With his brother, Will Keith Kellogg, they started the Sanitas Food Company to produce their whole grain cereals around 1897. A standard breakfast then was eggs and meat eaten by the well off. The poor ate porridge, farina, gruel, and other boiled grains. John and Will eventually argued over the addition of sugar to the cereals and in 1906 Will started his own company called the Battle Creek Toasted Corn Flake Company, which eventually became the Kellogg Company. They never spoke to each other again. John then formed the Battle Creek Food Company to develop and market soy products. John did not invent the concept of the dry breakfast cereal. That honor belongs to Dr. James Caleb Jackson who created the first dry breakfast cereal in 1863, which he called "Granula". A patient of John's, Charles William Post would eventually start his own dry cereal company selling a rival brand of corn flakes.

Antisex writings

He was a campaigner for health and sexual temperance. Kellogg was a zealous campaigner against all forms of sex. He recommended extreme methods:

A remedy for masturbation which is almost always successful in small boys is circumcision. The operation should be performed by a surgeon without administering an anesthetic, as the brief pain attending the operation will have a salutary effect upon the mind, especially if it be connected with the idea of punishment.
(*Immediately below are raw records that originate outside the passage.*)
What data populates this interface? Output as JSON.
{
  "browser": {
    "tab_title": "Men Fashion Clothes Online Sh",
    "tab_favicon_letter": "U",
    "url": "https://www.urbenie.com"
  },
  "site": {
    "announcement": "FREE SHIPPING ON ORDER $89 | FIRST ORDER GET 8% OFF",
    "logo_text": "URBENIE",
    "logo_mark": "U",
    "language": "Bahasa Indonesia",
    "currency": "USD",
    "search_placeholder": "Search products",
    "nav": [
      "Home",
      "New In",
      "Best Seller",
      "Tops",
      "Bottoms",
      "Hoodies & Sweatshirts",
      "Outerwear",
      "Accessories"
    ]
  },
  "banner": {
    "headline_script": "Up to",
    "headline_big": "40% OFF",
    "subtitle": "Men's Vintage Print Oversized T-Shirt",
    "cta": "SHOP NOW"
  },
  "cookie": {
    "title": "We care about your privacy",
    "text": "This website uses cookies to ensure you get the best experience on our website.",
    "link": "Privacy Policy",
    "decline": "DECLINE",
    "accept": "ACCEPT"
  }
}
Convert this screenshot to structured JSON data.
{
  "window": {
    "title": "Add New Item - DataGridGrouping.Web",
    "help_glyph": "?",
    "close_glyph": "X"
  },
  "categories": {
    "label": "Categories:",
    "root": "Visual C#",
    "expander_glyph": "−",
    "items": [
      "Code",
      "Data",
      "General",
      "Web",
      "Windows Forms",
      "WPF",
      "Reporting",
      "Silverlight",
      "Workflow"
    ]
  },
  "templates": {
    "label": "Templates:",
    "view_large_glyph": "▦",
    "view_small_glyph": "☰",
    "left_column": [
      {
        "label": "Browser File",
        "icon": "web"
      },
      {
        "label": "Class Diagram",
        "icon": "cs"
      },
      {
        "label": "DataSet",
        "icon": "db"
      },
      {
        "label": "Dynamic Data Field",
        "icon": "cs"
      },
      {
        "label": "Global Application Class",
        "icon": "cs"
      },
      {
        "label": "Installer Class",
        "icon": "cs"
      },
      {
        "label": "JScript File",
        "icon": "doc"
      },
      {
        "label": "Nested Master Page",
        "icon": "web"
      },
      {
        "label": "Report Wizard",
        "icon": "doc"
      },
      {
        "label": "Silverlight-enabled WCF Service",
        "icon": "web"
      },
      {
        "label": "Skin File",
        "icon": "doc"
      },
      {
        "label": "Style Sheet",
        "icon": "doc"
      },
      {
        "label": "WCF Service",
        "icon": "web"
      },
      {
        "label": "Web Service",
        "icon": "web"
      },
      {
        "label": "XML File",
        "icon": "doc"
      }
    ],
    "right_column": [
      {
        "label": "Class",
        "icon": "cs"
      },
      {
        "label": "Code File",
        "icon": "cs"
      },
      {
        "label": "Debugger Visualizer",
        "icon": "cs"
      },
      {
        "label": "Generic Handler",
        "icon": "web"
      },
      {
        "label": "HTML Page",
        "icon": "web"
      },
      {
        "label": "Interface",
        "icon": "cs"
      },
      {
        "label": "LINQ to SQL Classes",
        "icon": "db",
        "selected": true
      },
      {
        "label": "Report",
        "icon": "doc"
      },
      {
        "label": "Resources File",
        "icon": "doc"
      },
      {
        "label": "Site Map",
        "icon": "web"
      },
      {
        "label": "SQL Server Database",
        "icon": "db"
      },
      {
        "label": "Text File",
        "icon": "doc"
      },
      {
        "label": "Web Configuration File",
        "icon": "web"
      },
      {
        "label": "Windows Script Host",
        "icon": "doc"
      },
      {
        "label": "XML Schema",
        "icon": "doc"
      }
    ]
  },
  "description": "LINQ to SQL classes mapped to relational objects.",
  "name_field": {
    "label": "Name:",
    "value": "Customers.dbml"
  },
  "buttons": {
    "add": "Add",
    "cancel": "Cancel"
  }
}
In females, the author has found the application of pure carbolic acid to the clitoris an excellent means of allaying the abnormal excitement.
John Harvey Kellogg, M.D., "Treatment for Self-Abuse and its Effects," Plain Fact for Old and Young. Burlington, Iowa: F. Segner & Co. (1888). P. 295

Selected publications

  • 1877 Plain Facts For Old And Young: Embracing The Natural History And Hygiene Of Organic Life
  • 1888 Treatment for Self-Abuse and its Effects, Plain Facts for Old and Young
  • 1893 Ladies Guide in Health and Disease
  • 1903 Rational Hydrotherapy
  • 1910 Light Therapeutics
  • 1922 Autointoxication or Intestinal Toxemia
  • 1923 Tobaccoism or How Tobacco Kills
  • 1927 New Dietetics: A Guide to Scientific Feeding in Health and Disease
  • 1929 Art of Massage: A Practical Manual for the Nurse, the Student and the Practitioner

Kellogg in popular culture

T. Coraghessan Boyle's 1993 comic novel The Road to Wellville is a fictionalized story about Kellogg and his sanitarium. A filmed version of the book, directed by Alan Parker, was released in 1994. It starred Anthony Hopkins as Kellogg.